Now you’ve given me permission to quote myself, how could I resist? Back in 2018, long before working here, I was interviewed for a Dataiku film called “Data Science Pioneers”. In it I coined the phrase “things that happen 35% of the time, happen ALL the time”. I was responding to the question: why did nobody predict Trump’s victory in 2016? In fact, the models that got closest gave him about a 35% probability of winning, which is hard for us to interpret for an event with only one winner. But we see similar predictions often (weather, markets) and so should not be surprised when roughly 35% of the time, those things come true!

What would you like to advise all the data geeks out there who wish to have a career in data science? 

Build, build, build. When I was hiring data scientists and data analyst in my previous role, it was so hard to find people who could actually demonstrate what they had built. Some blamed it on working in a confidential setting, so they could not share what they had built.
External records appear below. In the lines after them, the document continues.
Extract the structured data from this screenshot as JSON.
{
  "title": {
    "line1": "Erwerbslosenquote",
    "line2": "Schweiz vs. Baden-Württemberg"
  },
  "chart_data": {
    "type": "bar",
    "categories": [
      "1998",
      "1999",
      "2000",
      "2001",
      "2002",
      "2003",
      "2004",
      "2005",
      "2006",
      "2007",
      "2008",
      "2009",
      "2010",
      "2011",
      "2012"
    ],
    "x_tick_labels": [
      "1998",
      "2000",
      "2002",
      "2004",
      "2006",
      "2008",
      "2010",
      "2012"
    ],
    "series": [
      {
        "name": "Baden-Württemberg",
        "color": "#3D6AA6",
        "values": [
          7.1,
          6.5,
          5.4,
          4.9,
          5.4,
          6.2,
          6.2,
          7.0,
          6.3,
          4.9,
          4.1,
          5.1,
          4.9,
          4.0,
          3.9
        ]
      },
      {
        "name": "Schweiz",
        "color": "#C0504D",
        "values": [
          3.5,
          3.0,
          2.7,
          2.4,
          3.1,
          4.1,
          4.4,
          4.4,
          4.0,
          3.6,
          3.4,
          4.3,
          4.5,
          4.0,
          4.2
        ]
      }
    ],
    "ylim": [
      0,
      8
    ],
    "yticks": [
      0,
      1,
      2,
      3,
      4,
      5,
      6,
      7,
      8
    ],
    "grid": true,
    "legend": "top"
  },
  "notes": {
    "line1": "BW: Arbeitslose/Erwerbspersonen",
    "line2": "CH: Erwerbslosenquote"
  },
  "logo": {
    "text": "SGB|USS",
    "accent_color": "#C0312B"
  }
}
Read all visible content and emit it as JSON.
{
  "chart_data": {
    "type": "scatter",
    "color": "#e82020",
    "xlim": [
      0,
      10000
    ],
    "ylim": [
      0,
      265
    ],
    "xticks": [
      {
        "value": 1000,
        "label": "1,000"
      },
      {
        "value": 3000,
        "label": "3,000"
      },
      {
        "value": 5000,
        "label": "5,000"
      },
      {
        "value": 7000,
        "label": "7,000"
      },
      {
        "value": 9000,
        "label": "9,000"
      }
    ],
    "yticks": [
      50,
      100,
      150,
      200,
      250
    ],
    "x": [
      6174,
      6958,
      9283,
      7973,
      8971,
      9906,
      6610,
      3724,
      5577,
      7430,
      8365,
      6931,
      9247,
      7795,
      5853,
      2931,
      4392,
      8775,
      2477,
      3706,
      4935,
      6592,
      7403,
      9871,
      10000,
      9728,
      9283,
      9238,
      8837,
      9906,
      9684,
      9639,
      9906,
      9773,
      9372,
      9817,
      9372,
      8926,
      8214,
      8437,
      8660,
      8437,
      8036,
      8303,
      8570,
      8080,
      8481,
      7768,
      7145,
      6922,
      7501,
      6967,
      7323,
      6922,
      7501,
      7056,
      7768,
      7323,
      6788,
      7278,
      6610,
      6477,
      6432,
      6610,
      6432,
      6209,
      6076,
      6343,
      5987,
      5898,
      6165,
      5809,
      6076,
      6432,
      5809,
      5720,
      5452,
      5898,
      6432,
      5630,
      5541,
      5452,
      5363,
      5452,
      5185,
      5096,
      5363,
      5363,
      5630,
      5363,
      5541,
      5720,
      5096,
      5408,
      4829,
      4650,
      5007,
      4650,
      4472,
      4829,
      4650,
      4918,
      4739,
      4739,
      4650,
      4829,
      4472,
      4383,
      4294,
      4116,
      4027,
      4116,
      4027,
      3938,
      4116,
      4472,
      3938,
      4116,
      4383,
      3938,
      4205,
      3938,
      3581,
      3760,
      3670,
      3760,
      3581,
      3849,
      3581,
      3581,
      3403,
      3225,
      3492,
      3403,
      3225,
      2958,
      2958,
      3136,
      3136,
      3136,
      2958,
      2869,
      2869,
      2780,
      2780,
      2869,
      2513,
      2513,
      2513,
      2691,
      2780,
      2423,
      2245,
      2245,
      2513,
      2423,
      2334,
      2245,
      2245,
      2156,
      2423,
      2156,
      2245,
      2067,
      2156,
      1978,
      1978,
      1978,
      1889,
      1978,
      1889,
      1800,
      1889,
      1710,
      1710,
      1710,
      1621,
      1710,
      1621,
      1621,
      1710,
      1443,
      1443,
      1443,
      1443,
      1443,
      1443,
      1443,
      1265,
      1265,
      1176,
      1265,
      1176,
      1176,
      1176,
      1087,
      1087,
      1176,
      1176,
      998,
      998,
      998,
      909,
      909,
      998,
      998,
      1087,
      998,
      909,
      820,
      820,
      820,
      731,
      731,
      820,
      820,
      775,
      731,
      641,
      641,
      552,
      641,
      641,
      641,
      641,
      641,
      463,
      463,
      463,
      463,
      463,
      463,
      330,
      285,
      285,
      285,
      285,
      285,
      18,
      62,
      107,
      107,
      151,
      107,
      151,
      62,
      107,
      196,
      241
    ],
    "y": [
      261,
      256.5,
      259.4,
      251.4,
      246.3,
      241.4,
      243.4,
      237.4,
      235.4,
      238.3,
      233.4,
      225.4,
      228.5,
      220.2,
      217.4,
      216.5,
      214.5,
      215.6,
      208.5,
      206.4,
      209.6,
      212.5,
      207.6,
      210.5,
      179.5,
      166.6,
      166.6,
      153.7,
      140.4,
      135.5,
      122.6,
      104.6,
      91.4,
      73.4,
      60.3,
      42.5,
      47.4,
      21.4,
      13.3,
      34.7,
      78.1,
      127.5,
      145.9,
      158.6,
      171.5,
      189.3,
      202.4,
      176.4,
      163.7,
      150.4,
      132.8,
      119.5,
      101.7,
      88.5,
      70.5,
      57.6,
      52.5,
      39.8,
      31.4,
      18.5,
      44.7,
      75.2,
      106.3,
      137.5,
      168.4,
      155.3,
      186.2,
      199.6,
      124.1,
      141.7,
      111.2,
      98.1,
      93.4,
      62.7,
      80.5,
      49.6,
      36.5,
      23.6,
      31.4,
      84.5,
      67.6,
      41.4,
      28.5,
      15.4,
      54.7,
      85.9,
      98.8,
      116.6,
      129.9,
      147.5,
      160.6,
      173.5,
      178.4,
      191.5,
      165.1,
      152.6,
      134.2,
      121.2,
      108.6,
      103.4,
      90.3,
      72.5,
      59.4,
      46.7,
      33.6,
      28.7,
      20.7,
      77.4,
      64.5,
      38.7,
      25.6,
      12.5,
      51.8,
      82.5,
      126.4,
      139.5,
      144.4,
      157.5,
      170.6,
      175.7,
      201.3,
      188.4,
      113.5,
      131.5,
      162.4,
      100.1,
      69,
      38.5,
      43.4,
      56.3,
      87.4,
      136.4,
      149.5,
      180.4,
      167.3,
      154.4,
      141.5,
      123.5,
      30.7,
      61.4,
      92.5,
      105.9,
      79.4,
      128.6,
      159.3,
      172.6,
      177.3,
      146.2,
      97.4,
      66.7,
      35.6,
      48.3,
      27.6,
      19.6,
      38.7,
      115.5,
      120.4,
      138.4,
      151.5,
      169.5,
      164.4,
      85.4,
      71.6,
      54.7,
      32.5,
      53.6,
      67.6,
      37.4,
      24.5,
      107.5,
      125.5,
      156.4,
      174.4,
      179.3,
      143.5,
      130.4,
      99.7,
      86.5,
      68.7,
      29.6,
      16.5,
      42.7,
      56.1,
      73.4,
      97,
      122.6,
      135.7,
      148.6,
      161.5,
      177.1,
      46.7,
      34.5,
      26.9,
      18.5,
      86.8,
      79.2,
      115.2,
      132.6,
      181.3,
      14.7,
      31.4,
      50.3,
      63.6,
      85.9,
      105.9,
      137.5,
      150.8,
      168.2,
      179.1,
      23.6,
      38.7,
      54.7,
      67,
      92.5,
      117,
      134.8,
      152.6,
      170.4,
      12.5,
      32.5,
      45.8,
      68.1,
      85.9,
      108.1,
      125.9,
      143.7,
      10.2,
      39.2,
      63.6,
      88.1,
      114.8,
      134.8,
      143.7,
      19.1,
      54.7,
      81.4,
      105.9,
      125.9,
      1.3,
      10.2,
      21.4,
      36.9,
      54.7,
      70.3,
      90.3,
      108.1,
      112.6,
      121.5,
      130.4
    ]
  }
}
To those candidates, I recommended they take a question they care about (any question), gather some appropriate data, and build something that gives any kind of defensible answer. When you are applying to roles, simply having something you built, which you can show and explain who and why you built it, immediately makes you stand out.

Thanks, Shaun! 

Shaun McGirr is a data leader with experience across official statistics, academia, consulting, and data science in a large automotive services company. He recently achieved minor stardom in a documentary Data Science Pioneers, coining the phrase “things that happen 35% of the time, happen ALL the time” to explain why quite likely outcomes are often dismissed out of hand. Shaun believes the toughest part of doing data well is finding the right questions and ensuring the answers will actually push a lever to change the world, a theme developed further in his podcast Half Stack Data Science. At Dataiku, he helps customers and colleagues identify and articulate the value of putting data science in the hands of everyone.

Dataiku is the platform for Everyday AI, systemizing the use of data for exceptional business results. By making the use of data and AI an everyday behavior, Dataiku unlocks the creativity within individual employees to power collective success at companies of all sizes and across all industries.